CRISPR–Cas9:Cas9タンパク質に対する適応免疫がヒトにすでに存在することの確認
Nature Medicine 25, 2 doi: 10.1038/s41591-018-0326-x
CRISPR–Cas9システムはゲノム編集のための強力な手法であり、これを使えば特定のDNA配列を高精度で改変することができる。CRISPR–Cas9システムを使ってヒトの遺伝性疾患を矯正する治療については、多くの研究が進行中である。最も広く使われているCas9オルソログは、黄色ブドウ球菌( Staphylococcus aureus)と化膿性連鎖球菌(Streptococcus pyogenes)由来のものである。これら2つの菌種のヒト集団への感染が高頻度で起こっていることからすると、ヒトはこれらの菌種由来のCas9オルソログ、すなわちSaCas9(黄色ブドウ球菌由来)およびSpCas9(化膿性連鎖球菌由来)に対して既に適応免疫応答を持っているのではないかと我々は考えた。ELISA(enzyme-linked immunosorbent assay)を使ってヒト血清中の抗Cas9抗体の存在を調べたところ、SaCas9に対する抗体はドナーの78%で、またSpCas9に対する抗体はドナーの58%でそれぞれ検出された。また、SaCas9反応性T細胞はドナーの78%で、SpCas9反応性T細胞はドナーの67%で見つかり、両方のオルソログについて、抗原特異的T細胞が広く高頻度に存在することが明らかとなった。

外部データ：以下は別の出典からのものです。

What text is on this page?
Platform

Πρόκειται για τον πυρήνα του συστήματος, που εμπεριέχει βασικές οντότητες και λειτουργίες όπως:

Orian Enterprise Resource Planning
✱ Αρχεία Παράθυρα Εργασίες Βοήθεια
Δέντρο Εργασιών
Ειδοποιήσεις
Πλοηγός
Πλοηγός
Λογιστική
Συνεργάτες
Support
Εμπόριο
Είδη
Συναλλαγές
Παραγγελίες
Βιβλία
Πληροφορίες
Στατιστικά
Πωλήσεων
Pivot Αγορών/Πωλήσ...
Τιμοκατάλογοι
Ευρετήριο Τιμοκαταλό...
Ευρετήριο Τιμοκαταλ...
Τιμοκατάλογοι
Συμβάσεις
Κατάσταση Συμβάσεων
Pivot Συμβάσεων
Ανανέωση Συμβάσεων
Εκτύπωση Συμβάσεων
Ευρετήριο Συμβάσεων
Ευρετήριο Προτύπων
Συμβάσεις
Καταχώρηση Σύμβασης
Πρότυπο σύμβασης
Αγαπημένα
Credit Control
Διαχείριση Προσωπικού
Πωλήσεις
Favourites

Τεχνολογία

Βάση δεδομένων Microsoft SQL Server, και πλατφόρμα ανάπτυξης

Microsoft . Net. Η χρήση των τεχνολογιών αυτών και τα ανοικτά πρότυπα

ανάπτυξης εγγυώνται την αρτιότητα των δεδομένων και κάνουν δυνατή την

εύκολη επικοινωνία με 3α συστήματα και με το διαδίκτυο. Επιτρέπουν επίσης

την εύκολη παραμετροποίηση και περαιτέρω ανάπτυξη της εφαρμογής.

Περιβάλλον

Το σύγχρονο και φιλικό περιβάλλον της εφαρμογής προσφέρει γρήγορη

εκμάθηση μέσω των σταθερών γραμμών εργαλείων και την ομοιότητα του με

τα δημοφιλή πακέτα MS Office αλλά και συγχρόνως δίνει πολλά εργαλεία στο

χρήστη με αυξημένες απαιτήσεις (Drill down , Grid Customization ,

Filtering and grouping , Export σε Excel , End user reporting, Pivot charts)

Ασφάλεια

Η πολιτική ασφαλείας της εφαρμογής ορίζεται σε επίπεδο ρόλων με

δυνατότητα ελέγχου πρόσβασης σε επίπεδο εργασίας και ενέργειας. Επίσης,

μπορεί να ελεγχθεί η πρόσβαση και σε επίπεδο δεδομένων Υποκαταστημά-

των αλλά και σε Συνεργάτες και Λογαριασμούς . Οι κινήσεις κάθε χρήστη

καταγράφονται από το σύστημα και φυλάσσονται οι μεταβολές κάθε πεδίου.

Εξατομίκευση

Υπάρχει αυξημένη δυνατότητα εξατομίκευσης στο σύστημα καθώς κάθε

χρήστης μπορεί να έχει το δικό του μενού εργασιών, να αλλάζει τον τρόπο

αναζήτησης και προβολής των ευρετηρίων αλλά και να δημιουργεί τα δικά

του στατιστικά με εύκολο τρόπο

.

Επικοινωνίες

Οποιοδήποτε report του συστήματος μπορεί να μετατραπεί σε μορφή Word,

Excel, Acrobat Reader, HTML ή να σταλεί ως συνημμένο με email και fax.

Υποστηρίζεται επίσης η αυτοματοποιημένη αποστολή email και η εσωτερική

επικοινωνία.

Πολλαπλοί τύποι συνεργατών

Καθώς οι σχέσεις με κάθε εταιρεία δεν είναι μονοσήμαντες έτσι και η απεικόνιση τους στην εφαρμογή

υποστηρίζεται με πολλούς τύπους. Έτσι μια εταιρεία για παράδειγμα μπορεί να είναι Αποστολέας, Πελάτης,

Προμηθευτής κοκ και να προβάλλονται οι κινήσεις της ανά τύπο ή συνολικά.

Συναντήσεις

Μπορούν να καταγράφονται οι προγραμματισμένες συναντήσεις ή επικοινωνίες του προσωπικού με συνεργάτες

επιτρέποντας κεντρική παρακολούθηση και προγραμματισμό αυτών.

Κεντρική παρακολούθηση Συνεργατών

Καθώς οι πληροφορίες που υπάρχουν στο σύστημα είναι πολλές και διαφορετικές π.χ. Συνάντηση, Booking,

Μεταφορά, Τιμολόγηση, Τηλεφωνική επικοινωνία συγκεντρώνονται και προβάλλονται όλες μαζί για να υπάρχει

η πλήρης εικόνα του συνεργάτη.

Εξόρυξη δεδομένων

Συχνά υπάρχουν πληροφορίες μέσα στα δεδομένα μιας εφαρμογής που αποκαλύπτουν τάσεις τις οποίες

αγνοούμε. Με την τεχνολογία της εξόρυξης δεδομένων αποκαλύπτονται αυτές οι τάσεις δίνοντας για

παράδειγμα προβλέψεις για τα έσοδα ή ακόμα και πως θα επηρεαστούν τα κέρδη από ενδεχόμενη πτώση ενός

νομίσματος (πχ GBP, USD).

このようなT細胞を単離・増殖してから抗原で再刺激すると、Cas9特異的サイトカイン応答が認められるようになり、これらがCas9特異的であることが確認された。まとめると、これらのデータは、ヒトにはCas9に対する液性および細胞性の適応免疫応答が既に存在していることを実証するもので、この結果はCRISPR–Cas9システムが臨床治験に移行する際に考慮されるべきである。